In the upper reaches, dense tall evergreen forests with oak and rhododendron predominate. The upper storey consists of Quercus lamellosa (Himalayan Oak), Q. lineata (Phalant), Machilus spp. (Kaula). The undergrowth consists of Arundinaria maling (dwarf bamboo), dwarf rhododendron, ferns, epiphytic moss and orchids.

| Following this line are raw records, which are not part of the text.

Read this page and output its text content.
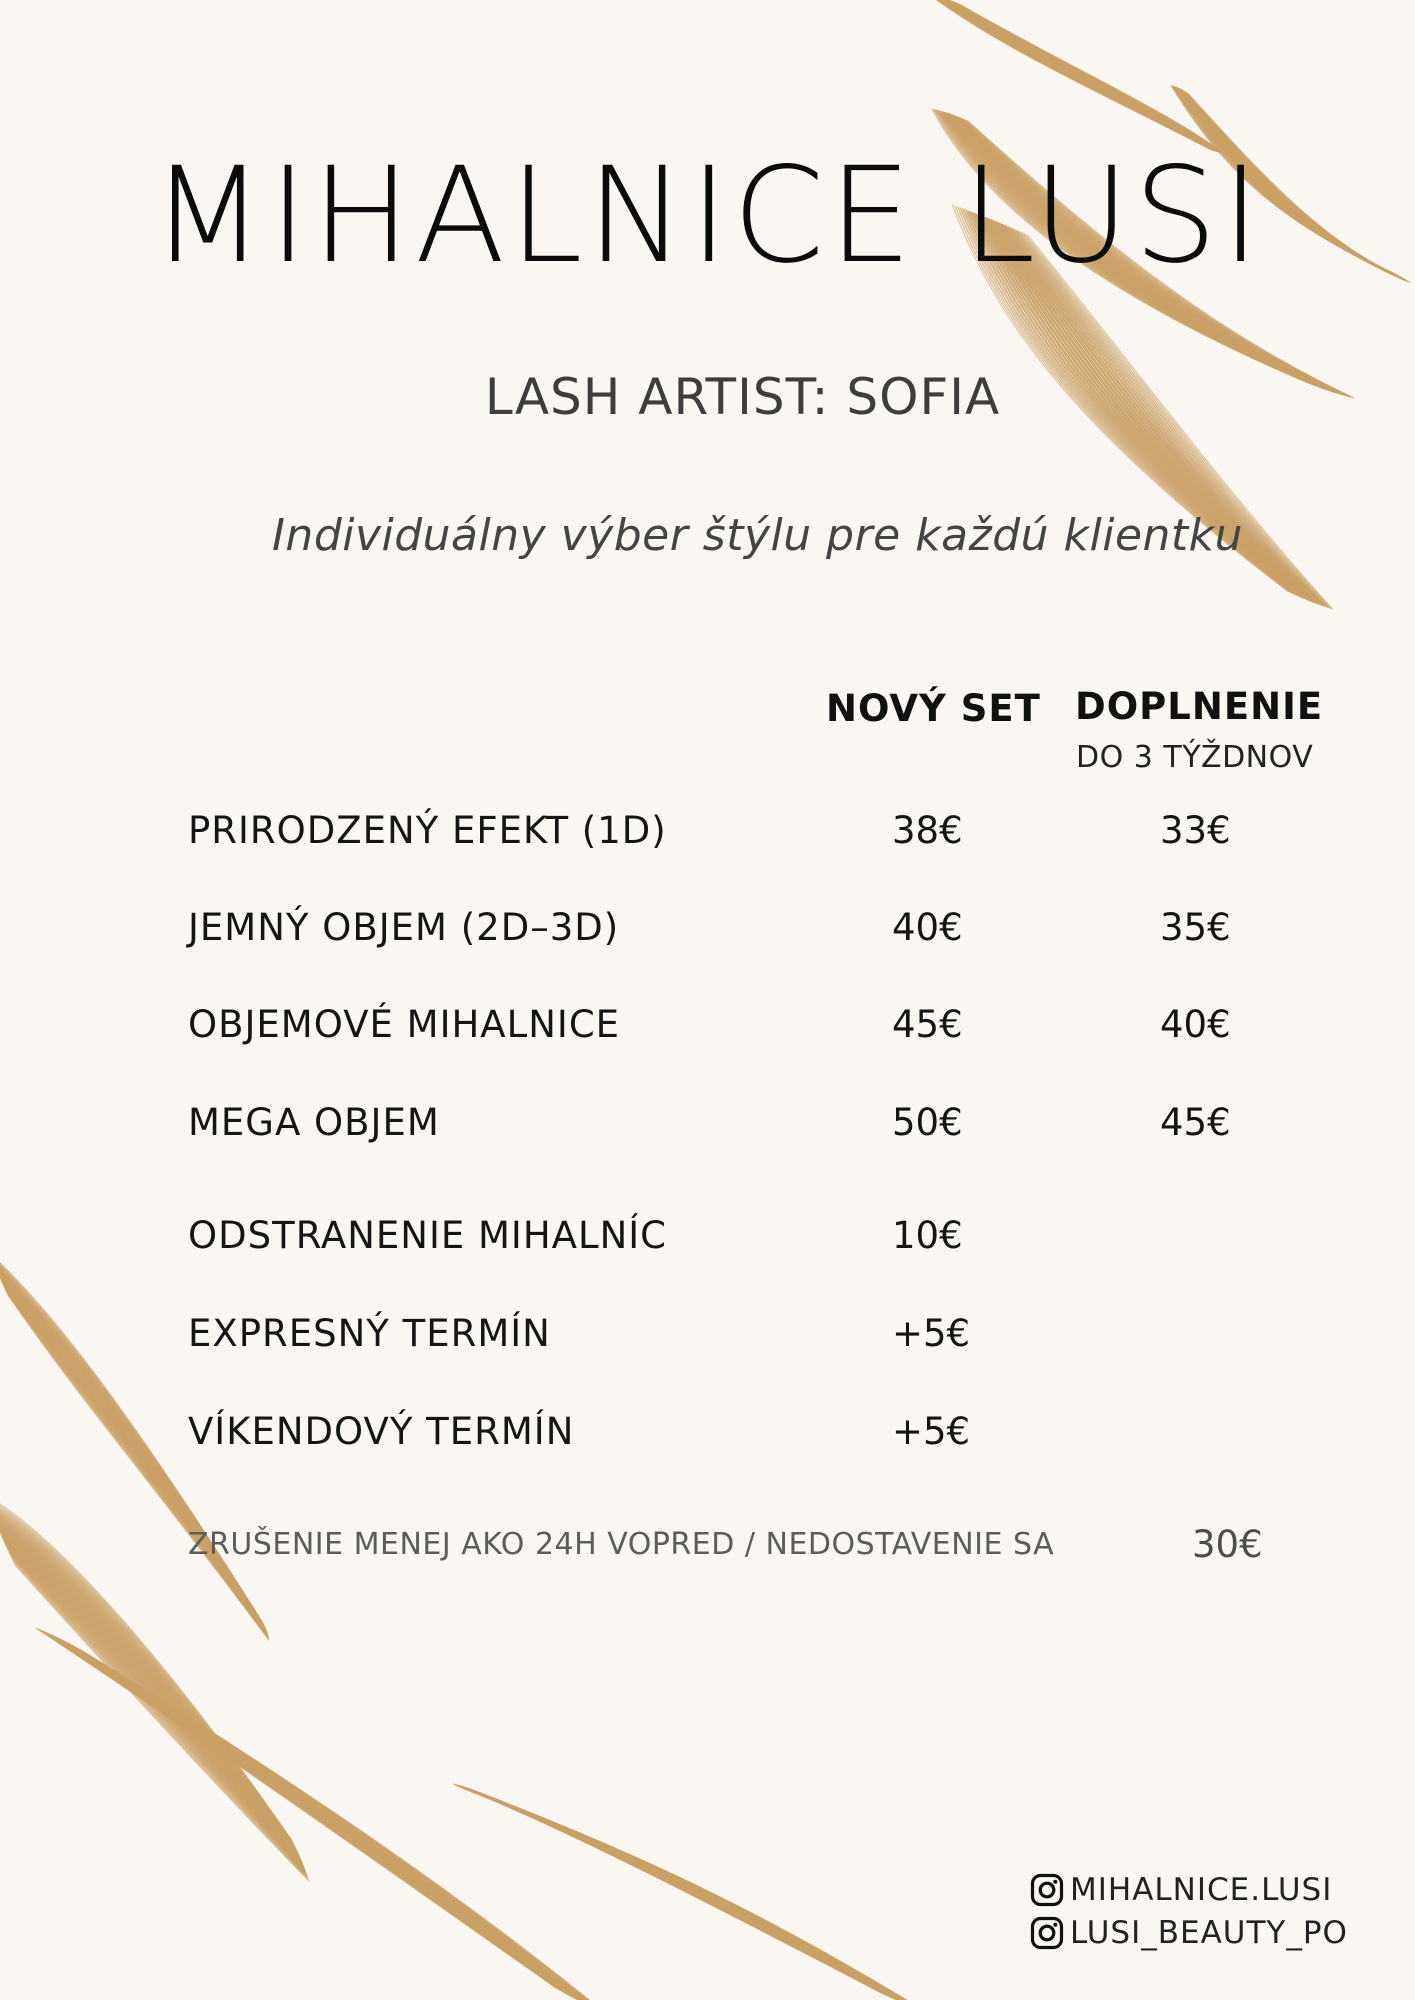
MIHALNICE LUSI
LASH ARTIST: SOFIA
Individuálny výber štýlu pre každú klientku
NOVÝ SET DOPLNENIE
DO 3 TÝŽDNOV
PRIRODZENÝ EFEKT (1D)	38€	33€
JEMNÝ OBJEM (2D–3D)	40€	35€
OBJEMOVÉ MIHALNICE	45€	40€
MEGA OBJEM	50€	45€
ODSTRANENIE MIHALNÍC	10€
EXPRESNÝ TERMÍN	+5€
VÍKENDOVÝ TERMÍN	+5€
ZRUŠENIE MENEJ AKO 24H VOPRED / NEDOSTAVENIE SA	30€
MIHALNICE.LUSI
LUSI_BEAUTY_PO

This area is also in bird variety and includes the Rusty-bellied and Lesser Shortwings, Kalij and Tragopan pheasants, Red Jungle Fowl, and reptiles like pangolin, cobra, Krait and Himalayan Pit Viper; Himalayan Bullfrog as well as a host of butterfly species.

Plantations of Large Cardamom beneath canopies of tall trees in forest patches, terraced farmland, and a tea estate at Temi are the dominant features of the landscape as much as the well matured exotic Cryptomeria japonica trees that were introduced to the region around a century back.

Most of the human population of Sikkim resides in the sub-tropical and tropical zones in an agricultural setting where terrace cultivation of rice, ginger, orange, cardamom are commercially grown while guava, banana, squash and marigold are common along with vegetables and herbs in homestead gardens. Wild edibles like bamboo shoot, ferns and nettles are also collected during season. Stall fed livestock is another feature in villages.

Temperate & Alpine
The region extends from 3000m to 4000m with mixed coniferous forests of hemlock, spruce, pine, fir and juniper with shrubby undergrowth of Rhododendron and dwarf bamboo.

Dominant mammals include the Musk Deer, Himalayan Tahr, Blue Sheep, Red Panda, Common Langur and Himalayan Black Bear, Goral, Serow and Lesser cats. Some of the avian fauna found in this region are Blood Pheasant, Ibisbill, Monal Pheasant, Fire-tailed Sunbird, Blue Magpie as well as a few species of reptiles and amphibians. Brown Trout, Salmo trutta fario has been introduced in high altitude lake and river systems.

Subsistence farming of wheat, barley and maize is carried out while beans, peas, some apple, peach and pear are grown on homesteads. Potato and cabbage are grown as cash crops. Some amount of cattle and yak rearing is practiced with grazing in forest pasturelands. Seabuckthorn, Hippophae spp. occurs in the wild; some of which is collected for medicinal purposes and also for its use as a dye.

The Alpine forests and scrub extend up to 4,500 m with small crooked trees and large shrubs interspersed with fir and pine. The stunted forest is mainly of rhododendron of many species.

Several plants found in this region attract interest for use in traditional medicine. Dwarf rhododendron leaves are used for burning as incense. This region has a very small resident human population, mainly Bhutias and mostly pastoral, herding livestock such as yaks and dairy cattle.

This region lies between 4500 m and 5500m and is characterized by cold desert vegetation, a feature exclusively restricted to the north of Sikkim. This eco-region has not yet been included in the protected area network of the state and is perhaps the most threatened as it contains a host of endangered species. Dominant among these are Kiang, Nayan, Tibetan Gazelle, Snow Leopard, Tibetan Wolf, Tibetan Snowcock, Lammergeier, Raven, Golden Eagle and the Ruddy Shelduck.

The region has a short four-month growing season during which grass, flowering plants and herbs grow abundantly supporting a host of insect fauna as well as wild and domestic herbivores, larks and finches.

There are no permanent settlements. Human population consists of a small number of nomadic herders of Tibetan origin called ‘Drokpas’ (who herd yak, sheep and the Capra hircus species of goats), and a large number of army personnel as the area lies close to the international border with Tibet in China. Closure of the border for the last three decades has led to intense grazing pressure on the Sikkim-side by both the domestic and wild herbivores on the land.